X’s recently updated privacy policy informed users that it would now collect biometric data as well as users’ education and employment, Bloomberg discovered earlier this week. But that doesn’t seem to be the only thing X intends to do with user data. According to an update to another part of the policy, the company plans to continue to use the information it collects and other publicly available information to help train its IA and machine learning models, she said.

This change was noticed by Stackdiary’s Alex Ivanovs, who was used to finding notable updates in tech companies’ terms of service, where he had previously found updates. AI-related updates in Brave and Zoom. His post is currently trending on Y Combinator’s Hacker News discussion forum.
Specifically, Policy Change X is in Section 2.1 and reads as follows:

We may use the information we collect and publicly available information to help train models. our machine learning or artificial intelligence for the purposes described in this policy.

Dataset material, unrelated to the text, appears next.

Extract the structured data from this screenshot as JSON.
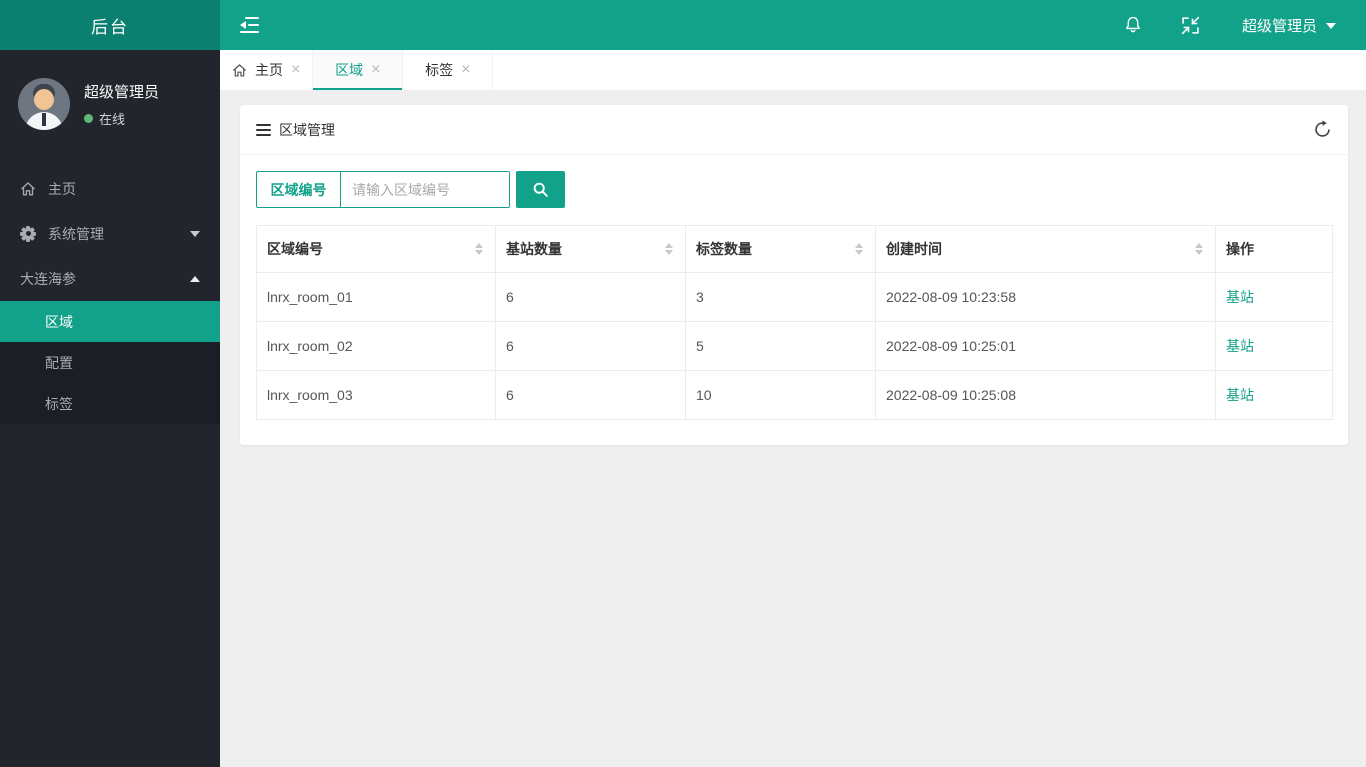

As pointed out by Ivanovs, X owner, Elon Musk, has ambitions to enter the AI ​​market with another company, xAI. This leads him to hypothesize that Musk may have intended to use X as a data source for xAI – and perhaps Musk’s recent tweet encouraging journalists to write about X is even an attempt to generates more interesting and useful data to feed AI models.

In fact, Musk has said that xAI will use “public tweets” to train its AI models, so that’s not a huge step forward. He accused other tech giants of exploiting Twitter to train their AI models, and even threatened Microsoft to sue over allegations of illegal use of Twitter data. Musk has also filed a lawsuit against unidentified entities for collecting data from Twitter, which can also be used to train large artificial intelligence language models.

Additionally, Ivanovs points to text on xAI’s homepage that says that while it’s a separate company from X Corp., it “will work closely with X (Twitter), Tesla, and other entities.” other to advance our mission.

Musk essentially confirmed the privacy policy change, responding to a post on X to clarify that the plan is to “use only public data, no direct messages or any other anything private”.